«Chute!»: résister à la gravité

On ne va généralement pas au cirque en s’attendant à voir les artistes chuter. Les acrobates français Matthieu Gary et Sidney Pin ont pourtant eu l’idée de centrer une création sur cet élément impondérable de leur art, « un mouvement à la fois tragique et joyeux, voire comique ».
« Le projet de base était d’écrire sur notre métier, de montrer un peu l’envers du décor, explique Gary, joint au téléphone. La chute fait partie de nos répétitions, mais on essaie de l’éviter au maximum devant les spectateurs. » Si tenter de déjouer la force gravitationnelle « est le point de départ de l’acrobatie », la chute appartient aussi à l’expérience humaine. Le spectacle explore sa dimension métaphysique. « Qu’est-ce que ça [représente], symboliquement, de lutter contre une énergie qui nous attire vers le bas ? L’idée de se relever, de la résistance, nous intéressait dans le sous-texte. On part de notre expérience d’acrobate pour ensuite faire de la philosophie, de la poésie. »
Présenté par le festival Montréal complètement cirque, Chute ! prend la forme d’une « conférence spectaculaire », où des séquences parlées, exposant notamment des notions scientifiques, entrecoupent les illustrations pratiques exécutées par les acrobates. En solo ou, très souvent, en duo : « il y en a un qui tombe et l’autre doit le rattraper ou le relever ». L’écriture chorégraphique progresse petit à petit de culbutes « très brutales et bruyantes » à une maîtrise en douceur.

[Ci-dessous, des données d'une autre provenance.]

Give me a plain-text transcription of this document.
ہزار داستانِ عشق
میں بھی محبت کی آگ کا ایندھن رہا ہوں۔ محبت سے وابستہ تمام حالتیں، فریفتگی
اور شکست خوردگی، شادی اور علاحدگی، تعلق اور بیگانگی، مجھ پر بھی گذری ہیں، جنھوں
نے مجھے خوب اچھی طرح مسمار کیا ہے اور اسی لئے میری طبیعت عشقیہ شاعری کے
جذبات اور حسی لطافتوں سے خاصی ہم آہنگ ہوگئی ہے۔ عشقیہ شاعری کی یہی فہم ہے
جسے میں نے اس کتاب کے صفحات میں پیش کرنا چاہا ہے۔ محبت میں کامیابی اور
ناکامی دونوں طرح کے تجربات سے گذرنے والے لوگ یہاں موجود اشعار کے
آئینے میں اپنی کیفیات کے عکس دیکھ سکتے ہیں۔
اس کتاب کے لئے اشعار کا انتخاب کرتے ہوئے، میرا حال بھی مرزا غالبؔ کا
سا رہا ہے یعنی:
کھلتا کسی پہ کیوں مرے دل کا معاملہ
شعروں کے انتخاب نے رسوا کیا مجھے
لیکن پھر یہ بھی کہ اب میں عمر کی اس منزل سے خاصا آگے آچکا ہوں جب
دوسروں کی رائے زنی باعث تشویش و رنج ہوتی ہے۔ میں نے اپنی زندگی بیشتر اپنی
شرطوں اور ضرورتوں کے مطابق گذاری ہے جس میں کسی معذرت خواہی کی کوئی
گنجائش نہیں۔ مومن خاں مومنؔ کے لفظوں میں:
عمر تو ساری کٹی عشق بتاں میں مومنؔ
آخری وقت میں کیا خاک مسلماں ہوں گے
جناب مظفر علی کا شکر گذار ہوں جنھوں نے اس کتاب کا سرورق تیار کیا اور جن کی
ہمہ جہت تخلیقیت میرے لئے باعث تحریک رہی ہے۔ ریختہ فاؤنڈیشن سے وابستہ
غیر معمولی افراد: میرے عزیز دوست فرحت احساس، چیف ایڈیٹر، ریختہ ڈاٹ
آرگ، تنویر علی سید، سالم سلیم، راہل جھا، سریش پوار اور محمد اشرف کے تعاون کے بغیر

Je n’aime pas du tout cette figure héroïque de l’acrobate. Pas besoin d’avoir 25 ans de pratique ou de peser 40 kilos pour pouvoir faire de l’acrobatie.
La thématique, assure Matthieu Gary, est très riche et permet d’ouvrir sur de grandes questions. Les créateurs ont été inspirés par des auteurs comme Gaston Bachelard, qui a élaboré « toute une réflexion autour du corps aérien, de la légèreté », ou même Nietzsche. « La chute est associée à quelque chose de très négatif. Et j’ai l’impression que Nietzsche en présente une vision inverse : pour lui, cet élan vers le bas est source de puissance. »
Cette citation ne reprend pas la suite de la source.